Indonesian incumbent banks can play the digital game increasingly well

Written by Kapronasia || January 23 2024

Southeast Asia’s most exciting digital banking market at the moment also happens to be the region’s largest economy. No other country in the region offers the same breadth of digital banking opportunities as Indonesia. Much of the market development to date has involved strategic tie-ups between the country’s powerful conglomerates and Asian platform companies. However, incumbent banks unto themselves are increasingly emerging as a force to be reckoned with in the burgeoning digital banking market.

To be sure, certain incumbent banks have already played a key role in the digitization of Indonesia’s financial sector. For instance, one favored model for digital bank development has been the acquisition of smaller incumbent lenders by Big Tech and/or conglomerates, which are then converted into a brand-new digital lender. One of the most prominent examples is SeaBank Indonesia, formerly Bank BKE.

However, larger incumbent lenders are unlikely to be acquired by foreign tech companies. And given their existing resources, they could become major players in Indonesia’s digital banking sector.

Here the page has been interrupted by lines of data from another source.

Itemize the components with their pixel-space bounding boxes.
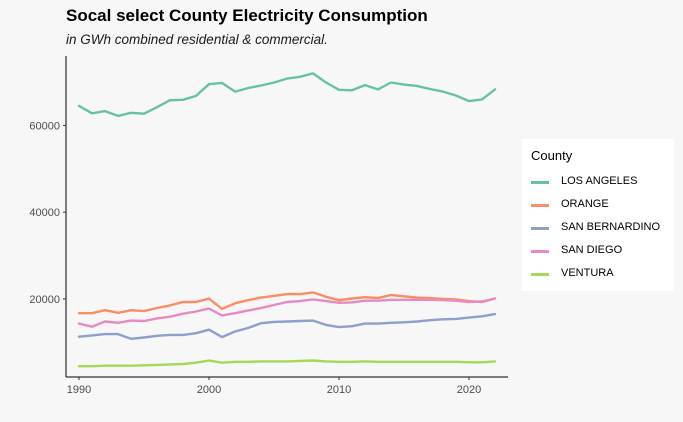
series-line-los-angeles [77,72,497,118]
legend-label: SAN BERNARDINO [561,221,661,233]
legend-label: LOS ANGELES [561,175,638,187]
legend-swatch [531,227,549,230]
x-tick-label: 1990 [67,384,91,396]
x-tick-label: 2020 [457,384,481,396]
series-line-san-diego [77,297,497,328]
legend-swatch [531,204,549,207]
legend-item: LOS ANGELES [531,173,671,191]
series-line-ventura [77,359,497,368]
legend-swatch [531,250,549,253]
chart-title: Socal select County Electricity Consumpt… [66,6,428,25]
legend: County LOS ANGELES ORANGE SAN BERNARDINO SA… [522,139,674,291]
x-tick-label: 2010 [327,384,351,396]
axes: 20000 40000 60000 1990 2000 2010 2020 [29,56,508,396]
y-tick-label: 20000 [29,294,60,306]
series-lines [77,72,497,368]
legend-label: ORANGE [561,198,609,210]
chart-subtitle: in GWh combined residential & commercial… [66,32,328,47]
series-line-orange [77,291,497,315]
legend-item: ORANGE [531,196,671,214]
legend-label: VENTURA [561,267,614,279]
legend-item: SAN DIEGO [531,242,671,260]
legend-swatch [531,181,549,184]
legend-label: SAN DIEGO [561,244,623,256]
y-tick-label: 60000 [29,120,60,132]
y-tick-label: 40000 [29,207,60,219]
legend-title: County [531,148,573,163]
legend-item: VENTURA [531,265,671,283]
legend-item: SAN BERNARDINO [531,219,671,237]
x-tick-label: 2000 [197,384,221,396]
legend-swatch [531,273,549,276]
series-line-san-bernardino [77,312,497,340]
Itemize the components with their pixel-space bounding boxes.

One incumbent bank planning to step up its digital game is Bank BTPN, which merged with Bank Sumitomo Mitsui Indonesia in 2019 to become Indonesia’s 12th-largest bank by total assets (US$12.7 trillion) can cater to both retail and corporate customers. The former has been its historic strength while the latter is possible now thanks to the merger with SMBC. According to Nikkei Asia, Bank BTPN currently has about 10 million customers.

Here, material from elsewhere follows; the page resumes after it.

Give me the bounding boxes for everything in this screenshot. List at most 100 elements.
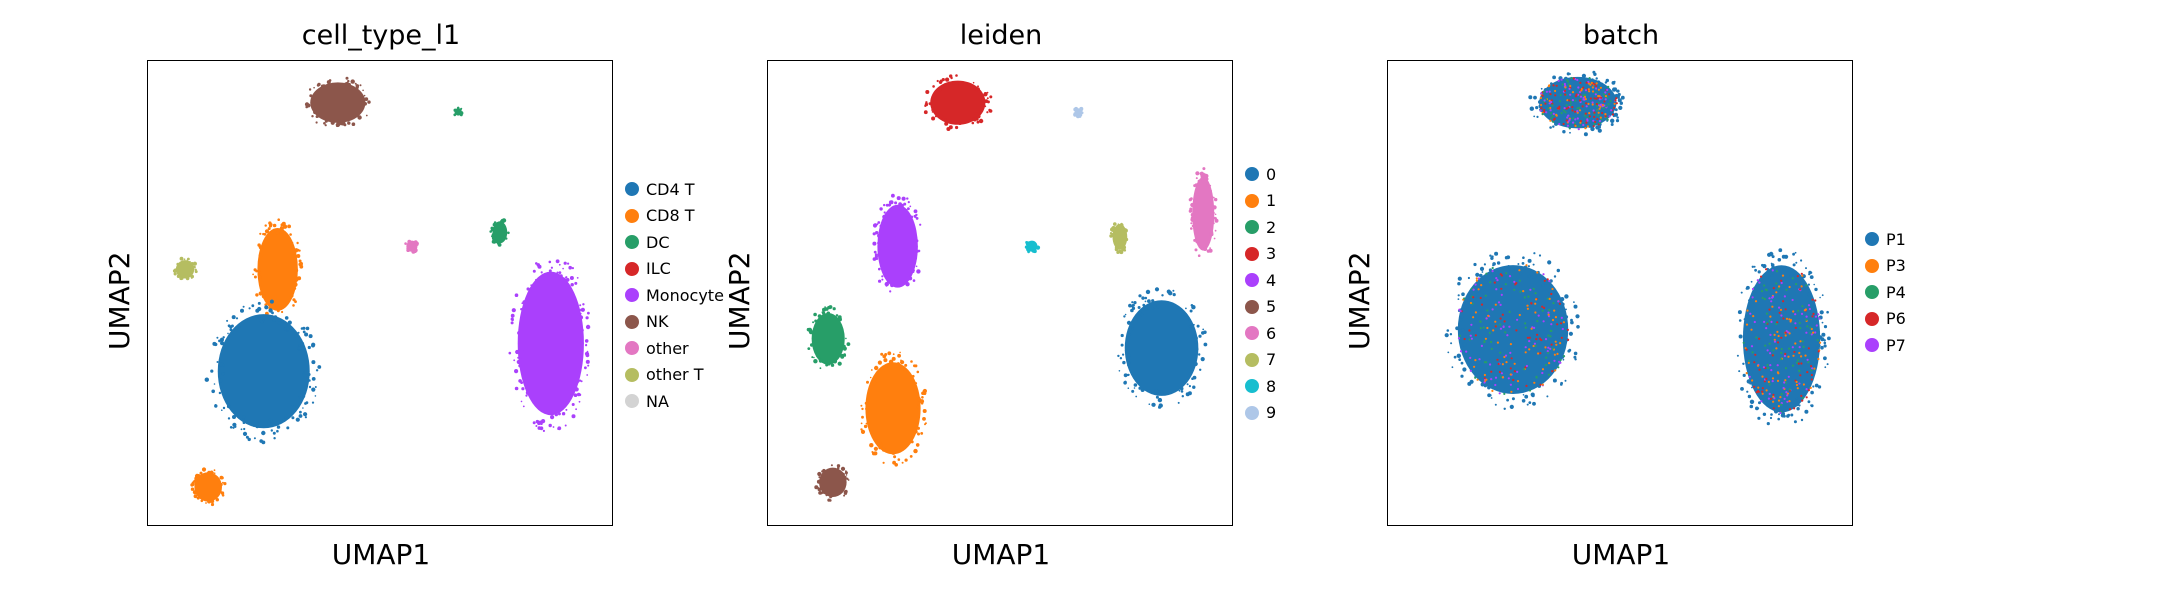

Another traditional bank focusing on digital opportunities is the large state lender Bank Mandiri, whose revamped app now boasts nearly 90 features, allowing users to perform many functions in-app, from regular banking services and cross-border money transfers to investing in mutual funds and buying airline and concert tickets. The app has about 20 million monthly users, up fivefold from two years ago.

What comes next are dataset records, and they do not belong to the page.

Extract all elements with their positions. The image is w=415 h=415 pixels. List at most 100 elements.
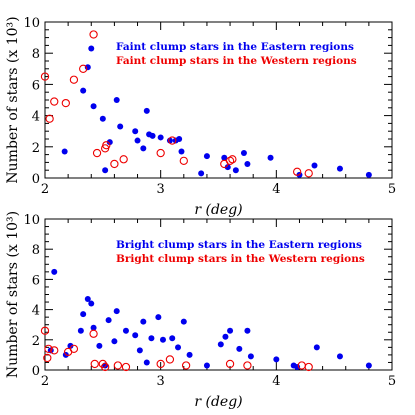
data-point-west (304, 169, 313, 178)
data-point-east (80, 311, 87, 318)
data-point-east (84, 64, 91, 71)
legend-entry: Faint clump stars in the Western regions (116, 55, 357, 67)
x-tick-label: 3 (157, 374, 165, 389)
data-point-east (122, 327, 129, 334)
data-point-east (132, 128, 139, 135)
data-point-west (90, 359, 99, 369)
y-tick-label: 6 (32, 78, 40, 93)
data-point-east (132, 332, 139, 339)
data-point-west (79, 64, 88, 73)
data-point-west (228, 155, 237, 164)
data-point-west (156, 359, 165, 369)
data-point-east (143, 359, 150, 366)
data-point-east (336, 165, 343, 172)
y-tick-label: 2 (32, 334, 40, 349)
data-point-east (96, 342, 103, 349)
data-point-east (180, 318, 187, 325)
data-point-east (365, 171, 372, 178)
data-point-east (61, 148, 68, 155)
data-point-east (236, 345, 243, 352)
data-point-east (143, 107, 150, 114)
data-point-west (43, 353, 52, 363)
data-point-east (176, 136, 183, 142)
x-axis-label: r (deg) (194, 202, 242, 218)
x-tick-label: 2 (41, 182, 49, 197)
data-point-east (105, 317, 112, 324)
data-point-east (149, 132, 156, 139)
data-point-east (175, 344, 182, 351)
x-tick-label: 4 (272, 374, 280, 389)
data-point-east (178, 148, 185, 155)
data-point-east (102, 167, 109, 174)
data-point-west (92, 148, 102, 158)
data-point-west (40, 72, 50, 81)
data-point-east (155, 314, 162, 321)
data-point-west (165, 355, 175, 364)
data-point-east (336, 353, 343, 360)
data-point-east (169, 335, 176, 342)
data-point-east (113, 97, 120, 103)
data-point-east (140, 318, 147, 325)
data-point-east (111, 338, 118, 345)
y-tick-label: 10 (23, 16, 40, 31)
data-point-west (225, 359, 235, 369)
y-axis-label: Number of stars (x 10³) (5, 211, 21, 378)
x-tick-label: 3 (157, 182, 165, 197)
data-point-east (227, 327, 234, 334)
x-tick-label: 5 (388, 182, 396, 197)
y-tick-label: 4 (32, 304, 40, 319)
data-point-east (113, 308, 120, 315)
y-tick-label: 10 (23, 213, 40, 228)
data-point-east (106, 139, 113, 146)
data-point-east (51, 268, 58, 275)
data-point-west (89, 329, 98, 338)
data-point-east (140, 145, 147, 152)
data-point-west (243, 361, 252, 370)
data-point-west (304, 362, 313, 372)
legend-entry: Bright clump stars in the Western region… (116, 253, 365, 265)
data-point-west (50, 346, 59, 355)
data-point-east (134, 137, 141, 144)
y-tick-label: 8 (32, 47, 40, 62)
data-point-east (217, 341, 224, 348)
data-point-east (186, 351, 193, 358)
data-point-east (203, 362, 210, 369)
legend-entry: Faint clump stars in the Eastern regions (116, 41, 354, 53)
data-point-east (273, 356, 280, 363)
data-point-east (221, 154, 228, 161)
data-point-west (168, 136, 177, 145)
data-point-west (293, 167, 302, 176)
data-point-east (232, 167, 239, 174)
data-point-west (50, 97, 59, 106)
x-tick-label: 4 (272, 182, 280, 197)
y-axis-label: Number of stars (x 10³) (5, 16, 21, 183)
data-point-east (90, 324, 97, 331)
y-tick-label: 4 (32, 110, 40, 125)
data-point-west (121, 362, 131, 372)
data-point-east (247, 353, 254, 360)
data-point-west (179, 156, 188, 165)
data-point-west (45, 114, 54, 123)
data-point-east (198, 170, 205, 177)
data-point-west (181, 361, 191, 370)
y-tick-label: 8 (32, 243, 40, 258)
data-point-west (102, 141, 111, 150)
data-point-west (113, 361, 123, 370)
legend-entry: Bright clump stars in the Eastern region… (116, 239, 362, 251)
data-point-east (244, 327, 251, 334)
data-point-east (244, 160, 251, 167)
data-point-east (90, 103, 97, 110)
y-tick-label: 2 (32, 141, 40, 156)
x-axis-label: r (deg) (194, 394, 242, 410)
data-point-east (313, 344, 320, 351)
data-point-east (88, 300, 95, 307)
y-tick-label: 6 (32, 273, 40, 288)
data-point-east (148, 335, 155, 342)
data-point-east (136, 347, 143, 354)
y-tick-label: 0 (32, 172, 40, 187)
data-point-east (222, 333, 229, 340)
data-point-east (117, 123, 124, 130)
data-point-east (157, 134, 164, 141)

These efforts appear to be bearing fruit. Mandiri’s net income rose 27% annually to 39 trillion rupiah in the first three quarters of 2023. Research firm CreditSights reckons that higher transactions on Mandiri's digital platforms contributed to a 10% increase in its fee-based income, adding that the bank posted “the strongest returns among the Indonesian banks.” Further, Mandiri’s share price rose about 20% last year, outperforming other major Indonesian banks and the benchmark Jakarta Composite Index.

Looking ahead, we like the prospects and Mandiri and other big incumbents. The Indonesian market still has tens of millions of unbanked people and tens of millions of others who are underbanked. Large incumbent banks can undertake targeted digitization initiatives that leverage their existing customer bases while benefiting from being more trusted than tech companies – which are always looking for the next chance to monetize user data – when it comes to financial services.